More raises may be coming as the city conducts additional pay scale reviews. It's unclear how many of Tucson's positions are currently being paid below market-level and by how much.
Ortega said Tucson is in a secure place to fund additional raises even with an increase in the number of employees on the city's payroll. He admitted there are still a lot of "unknowns," however, and that the city may have to adjust policies as the staffing situation evolves.
"We are doing financially well. We're stable. I can confidently tell you that, but keep in mind there are a lot of unknowns. How many positions can I truly fill? What does that look like? What's it going to take for me to fill those," he said. "If we have to make adjustments we can do that in real time as opposed to waiting for the budget."
Cost of perks unclear
In addition to raises, Tucson is exploring other perks to retain its workers. They offered a one-time retention bonus of $1,000 that will be sent out on Dec. 17, and have developed a program to help employees pay off their college debt.
The student loan program will provide up to $5,250 per year for employees who agree to a three-year work commitment for each year they participate. In other words, if a staffer takes the money for three years they will be locked into a city job for the next nine.
It's an extension of another initiative that allows workers who are actively enrolled in class to have their tuition reimbursed for a similar commitment.
The policy is "basically" complete, according to Ortega, who said the city estimates it will spend about $1.4 million on the two college payment initiatives annually.
It's unclear how many employees will participate so the actual financial impact is another uncertainty for the time being.
"Keep in mind, those are going to have budget impacts," Ortega said. "I'm not expecting the budget impacts to really come through until probably the later part of this fiscal year or early next fiscal year."

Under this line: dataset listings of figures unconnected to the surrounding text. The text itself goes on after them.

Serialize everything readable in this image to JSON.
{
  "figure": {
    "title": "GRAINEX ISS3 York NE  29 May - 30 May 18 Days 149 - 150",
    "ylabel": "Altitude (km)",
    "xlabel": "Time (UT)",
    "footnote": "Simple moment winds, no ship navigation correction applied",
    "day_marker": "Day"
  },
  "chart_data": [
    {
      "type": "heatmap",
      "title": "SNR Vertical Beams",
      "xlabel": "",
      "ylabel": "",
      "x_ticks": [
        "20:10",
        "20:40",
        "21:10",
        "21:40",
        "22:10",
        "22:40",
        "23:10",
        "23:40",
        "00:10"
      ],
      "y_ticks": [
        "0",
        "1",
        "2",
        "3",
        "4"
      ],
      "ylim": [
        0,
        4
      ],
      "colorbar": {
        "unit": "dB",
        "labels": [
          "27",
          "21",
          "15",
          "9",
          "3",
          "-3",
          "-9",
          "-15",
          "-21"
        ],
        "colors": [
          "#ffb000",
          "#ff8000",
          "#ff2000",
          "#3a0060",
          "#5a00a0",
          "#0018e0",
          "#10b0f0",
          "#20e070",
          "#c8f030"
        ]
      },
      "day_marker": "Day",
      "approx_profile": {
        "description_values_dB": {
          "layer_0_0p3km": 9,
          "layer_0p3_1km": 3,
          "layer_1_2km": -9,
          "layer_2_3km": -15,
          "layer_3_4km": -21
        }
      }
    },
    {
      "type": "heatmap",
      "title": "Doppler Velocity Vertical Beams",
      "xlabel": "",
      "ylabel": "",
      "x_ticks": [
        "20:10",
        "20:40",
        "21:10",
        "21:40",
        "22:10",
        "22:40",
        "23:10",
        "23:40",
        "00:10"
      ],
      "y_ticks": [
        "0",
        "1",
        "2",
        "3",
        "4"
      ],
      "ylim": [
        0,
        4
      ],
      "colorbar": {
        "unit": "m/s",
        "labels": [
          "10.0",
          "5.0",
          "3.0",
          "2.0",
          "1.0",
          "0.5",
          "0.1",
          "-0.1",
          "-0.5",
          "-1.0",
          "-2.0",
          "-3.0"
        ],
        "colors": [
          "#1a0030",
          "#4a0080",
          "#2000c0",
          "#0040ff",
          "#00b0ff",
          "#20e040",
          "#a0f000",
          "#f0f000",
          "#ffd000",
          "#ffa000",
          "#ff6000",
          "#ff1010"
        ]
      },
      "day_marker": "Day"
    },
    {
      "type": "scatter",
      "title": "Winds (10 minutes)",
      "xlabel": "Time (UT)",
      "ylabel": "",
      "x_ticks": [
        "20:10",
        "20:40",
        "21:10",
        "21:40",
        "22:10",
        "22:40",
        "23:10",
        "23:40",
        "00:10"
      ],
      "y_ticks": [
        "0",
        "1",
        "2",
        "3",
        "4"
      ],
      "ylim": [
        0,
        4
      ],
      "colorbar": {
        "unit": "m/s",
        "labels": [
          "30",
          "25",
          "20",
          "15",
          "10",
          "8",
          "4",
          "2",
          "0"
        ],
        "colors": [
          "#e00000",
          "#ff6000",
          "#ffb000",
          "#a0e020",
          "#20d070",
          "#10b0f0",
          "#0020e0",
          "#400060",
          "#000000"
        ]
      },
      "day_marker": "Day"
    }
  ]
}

Council members have also discussed providing child care to public safety workers. The idea is to create more options for employees with families, making it easier for them to work full-time.
That initiative is far from complete. There's no real funding estimate or implementation plan, though Ortega said the city is exploring options. Proponents are still hopeful that the service can be provided in the near future.
"That would have a really, really good effect in terms of our recruitment and retention of our first responders here in the city of Tucson," said Mayor Regina Romero. "It's a really cutting edge possibility that the city of Tucson can pilot."
Protecting core services
City officials also plan to conduct a staffing study in the coming year as a sort of back-up plan in case the new strategy doesn't work as well as needed.
It will be conducted with the help of another consultant and is partly designed to help the city organize itself in a way that would allow it to provide core services with a limited number of employees.
"Where we're scratching our heads is what happens if I can't hire anybody else? If I can't hire folks to come into that service, then all of a sudden I have to reset the expectation for that service," Ortega said. "If I have 25 accountants and I need 40 but I can't hire those extra 15 because they're just not fillable no matter what I do and how I go at it, then I have to rethink."
The survey is expected to be completed in about six months.